Of course economic analysis can help the FCC meet its statutory duties,
but it does not constitute a sine qua non.
Economic
analysis, perhaps even more so than legal analysis, is rife with pitfalls. Economists do not have to operate with the
discipline and rigor of legal advocates, despite the strategic use of
mathematics. Economists can construct a theory,
convert it into an unimpeachable rule and offer this rule in advocacy documents
for adoption by the FCC.
Much of the
so-called economics used in FCC proceedings by stakeholders is sponsored advocacy. The vast majority of this advocacy attempts
to legitimize and make scientific policy prescriptions that do not pass the
smell test. For example, any and all
mergers promote competition and enhance consumer welfare, but set top box
competition would harm competition and consumers. Economic analysis has a legitimate role at
the FCC, but Judge Williams would elevate its importance at the risk of
bolstering the potential for sponsored research to provide scientific support
for results-driven decision making. In
the words of a former Republican President, the FCC may be headed for a full
embrace of Voodoo Economics if it provides the foundation for a desired policy
outcome. Judge Williams appears keen on
replacing an “economics-free” FCC to one obsessed with anything masquerading as
economics.
In the
snark and sanctimoniousness department, I sense Judge Williams takes great
pride in analogizing the FCC’s Open Internet Order to a bicyclist shifting from
sidewalk to roadway travel routes. He
chides the FCC for applying common carriage regulation and then abandoning most
of the burdensome elements. From my
perspective the FCC evidences flexibility and a keen interest in calibrating
the reach and scope of regulation to what tools are needed.
I fear
Judge Williams dissent foreshadows an FCC willing to misinterpret case law and statutory
mandates to achieve a desired outcome. I
worry that an infatuation with economics will legitimize bogus rationales that
the FCC will embrace hook, line and sinker.
Who needs a maverick wireless carrier like TMobile when economists prove
that any and all markets work just fine with 3 competitors?

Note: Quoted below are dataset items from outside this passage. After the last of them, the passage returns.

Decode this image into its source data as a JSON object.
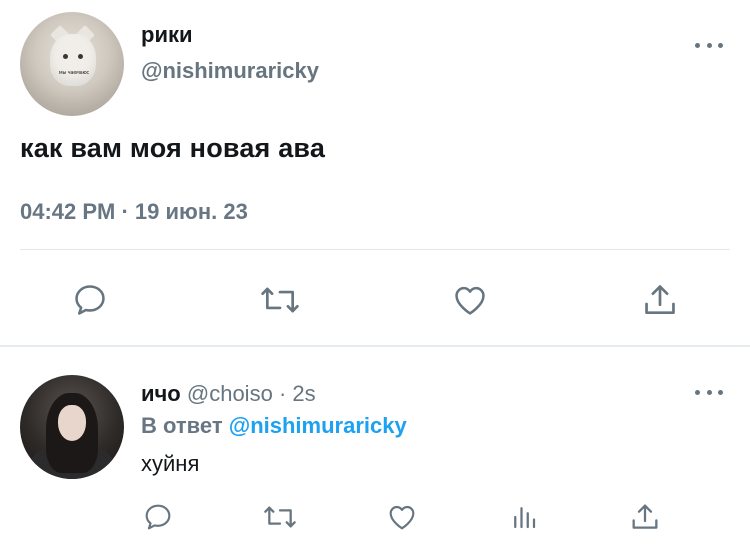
{
  "main_tweet": {
    "avatar_caption": "мы чаемаюс",
    "display_name": "рики",
    "handle": "@nishimuraricky",
    "text": "как вам моя новая ава",
    "timestamp": "04:42 PM · 19 июн. 23"
  },
  "reply": {
    "display_name": "ичо",
    "handle": "@choiso",
    "time": "2s",
    "reply_prefix": "В ответ",
    "reply_mention": "@nishimuraricky",
    "text": "хуйня"
  },
  "icons": {
    "main_actions": [
      "reply-icon",
      "retweet-icon",
      "like-icon",
      "share-icon"
    ],
    "reply_actions": [
      "reply-icon",
      "retweet-icon",
      "like-icon",
      "analytics-icon",
      "share-icon"
    ],
    "more": "more-icon"
  },
  "colors": {
    "text_primary": "#14171a",
    "text_secondary": "#687684",
    "link": "#1da1f2",
    "divider": "#e1e8ed"
  }
}
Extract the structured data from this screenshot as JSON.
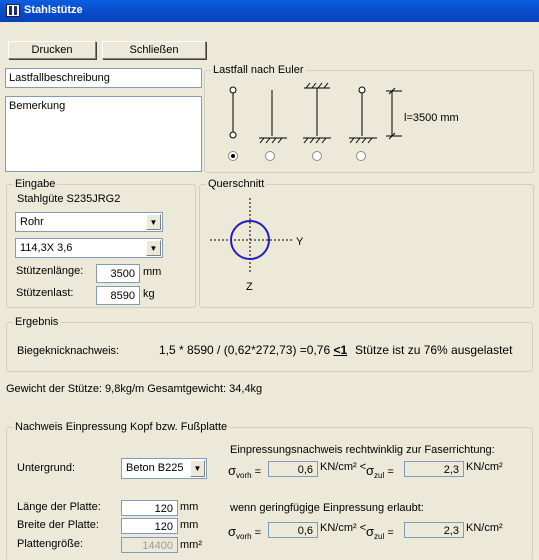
{
  "window": {
    "title": "Stahlstütze"
  },
  "toolbar": {
    "print_label": "Drucken",
    "close_label": "Schließen"
  },
  "description": {
    "load_case": "Lastfallbeschreibung",
    "remark": "Bemerkung"
  },
  "euler": {
    "label": "Lastfall nach Euler",
    "length_label": "l=3500 mm",
    "options": [
      "1",
      "2",
      "3",
      "4"
    ],
    "selected_index": 0
  },
  "input": {
    "label": "Eingabe",
    "steel_grade": "Stahlgüte S235JRG2",
    "profile_type": "Rohr",
    "profile_size": "114,3X 3,6",
    "length_label": "Stützenlänge:",
    "length_value": "3500",
    "length_unit": "mm",
    "load_label": "Stützenlast:",
    "load_value": "8590",
    "load_unit": "kg"
  },
  "cross_section": {
    "label": "Querschnitt",
    "axis_y": "Y",
    "axis_z": "Z"
  },
  "result": {
    "label": "Ergebnis",
    "check_label": "Biegeknicknachweis:",
    "formula": "1,5 * 8590 / (0,62*272,73) =0,76",
    "comparator": "<1",
    "utilization": "Stütze ist zu 76% ausgelastet"
  },
  "weight": {
    "text": "Gewicht der Stütze: 9,8kg/m  Gesamtgewicht: 34,4kg"
  },
  "plate": {
    "label": "Nachweis Einpressung Kopf bzw. Fußplatte",
    "ground_label": "Untergrund:",
    "ground_value": "Beton B225",
    "length_label": "Länge der Platte:",
    "length_value": "120",
    "length_unit": "mm",
    "width_label": "Breite der Platte:",
    "width_value": "120",
    "width_unit": "mm",
    "size_label": "Plattengröße:",
    "size_value": "14400",
    "size_unit": "mm²",
    "perp_title": "Einpressungsnachweis rechtwinklig zur Faserrichtung:",
    "allowed_title": "wenn geringfügige Einpressung erlaubt:",
    "sigma_vorh_label": "vorh",
    "sigma_zul_label": "zul",
    "perp_vorh": "0,6",
    "perp_zul": "2,3",
    "allowed_vorh": "0,6",
    "allowed_zul": "2,3",
    "unit_lt": "KN/cm² <",
    "unit": "KN/cm²"
  },
  "colors": {
    "titlebar": "#0a4fd0",
    "panel": "#ece9d8",
    "circle": "#1f1fbf"
  }
}
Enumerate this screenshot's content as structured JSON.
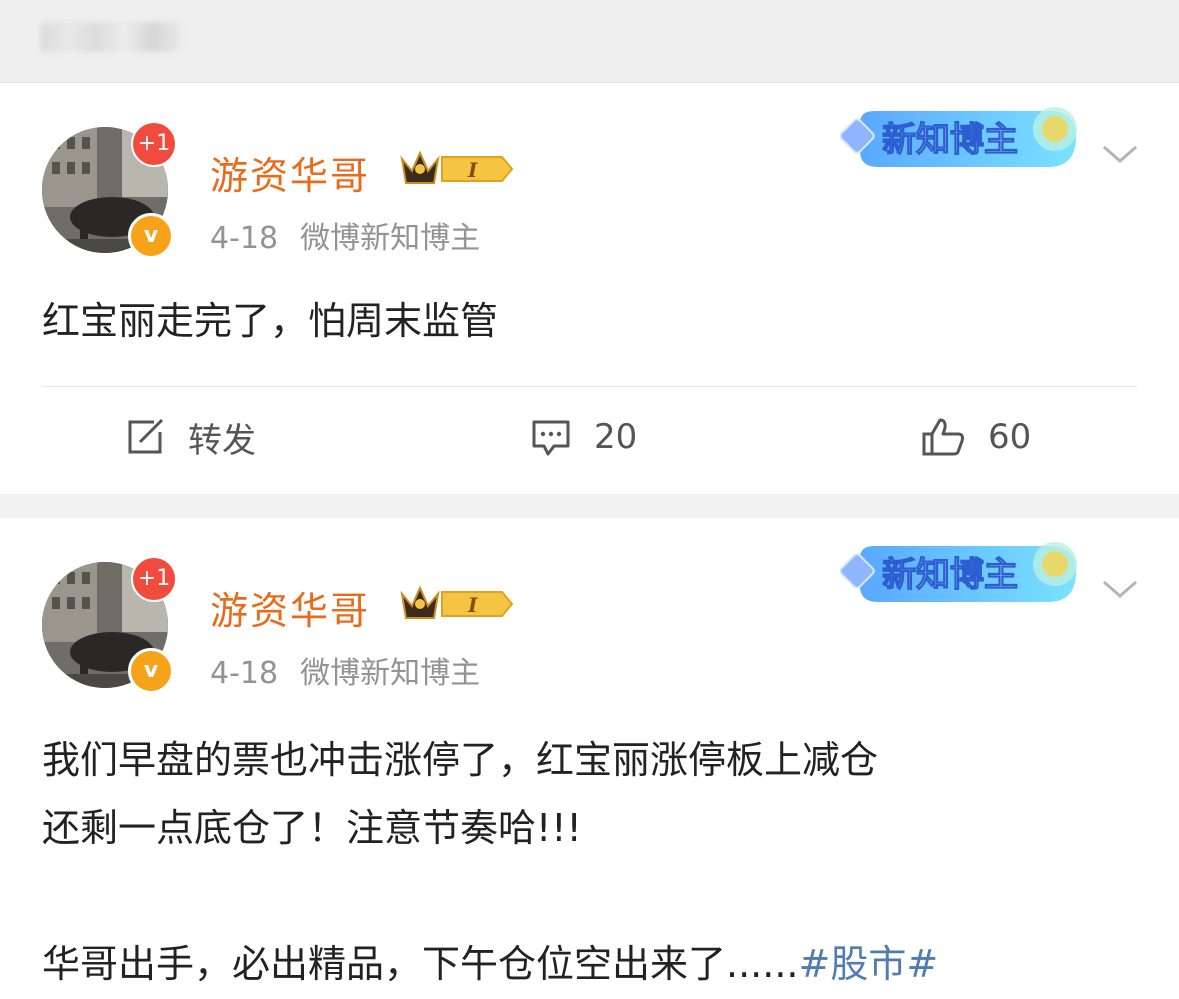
{
  "posts": [
    {
      "author": "游资华哥",
      "level": "I",
      "badge_plus": "+1",
      "verified": "v",
      "date": "4-18",
      "source": "微博新知博主",
      "tag_badge": "新知博主",
      "text_lines": [
        "红宝丽走完了，怕周末监管"
      ],
      "actions": {
        "repost_label": "转发",
        "comment_count": "20",
        "like_count": "60"
      }
    },
    {
      "author": "游资华哥",
      "level": "I",
      "badge_plus": "+1",
      "verified": "v",
      "date": "4-18",
      "source": "微博新知博主",
      "tag_badge": "新知博主",
      "text_lines": [
        "我们早盘的票也冲击涨停了，红宝丽涨停板上减仓",
        "还剩一点底仓了！注意节奏哈!!!",
        "",
        "华哥出手，必出精品，下午仓位空出来了......"
      ],
      "hashtag": "#股市#"
    }
  ],
  "colors": {
    "username": "#e86b1c",
    "hashtag": "#507daf",
    "meta": "#939393"
  },
  "icons": [
    "repost-icon",
    "comment-icon",
    "like-icon",
    "chevron-down-icon"
  ]
}
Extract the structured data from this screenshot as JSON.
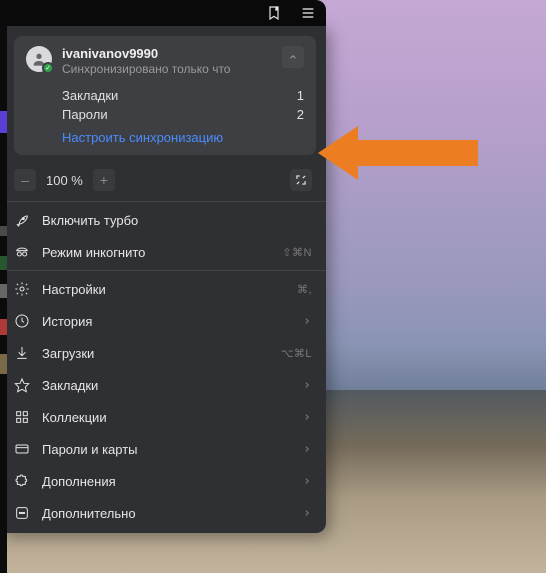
{
  "profile": {
    "name": "ivanivanov9990",
    "status": "Синхронизировано только что"
  },
  "sync": {
    "rows": [
      {
        "label": "Закладки",
        "count": "1"
      },
      {
        "label": "Пароли",
        "count": "2"
      }
    ],
    "configure": "Настроить синхронизацию"
  },
  "zoom": {
    "minus": "–",
    "level": "100 %",
    "plus": "+"
  },
  "menu": {
    "turbo": {
      "label": "Включить турбо"
    },
    "incognito": {
      "label": "Режим инкогнито",
      "hint": "⇧⌘N"
    },
    "settings": {
      "label": "Настройки",
      "hint": "⌘,"
    },
    "history": {
      "label": "История"
    },
    "downloads": {
      "label": "Загрузки",
      "hint": "⌥⌘L"
    },
    "bookmarks": {
      "label": "Закладки"
    },
    "collections": {
      "label": "Коллекции"
    },
    "passwords": {
      "label": "Пароли и карты"
    },
    "addons": {
      "label": "Дополнения"
    },
    "more": {
      "label": "Дополнительно"
    }
  },
  "colors": {
    "arrow": "#ed7d22"
  }
}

Lastly, I have concerns that FCC decision makers will overplay their hand. I have seen ample and unjustified arrogance, hubris and political intrigue at the FCC. It looks like the new management will continue—if not expand—the trend.
Lastly, I have concerns that FCC decision makers will overplay their hand. I have seen ample and unjustified arrogance, hubris and political intrigue at the FCC. It looks like the new management will continue—if not expand—the trend.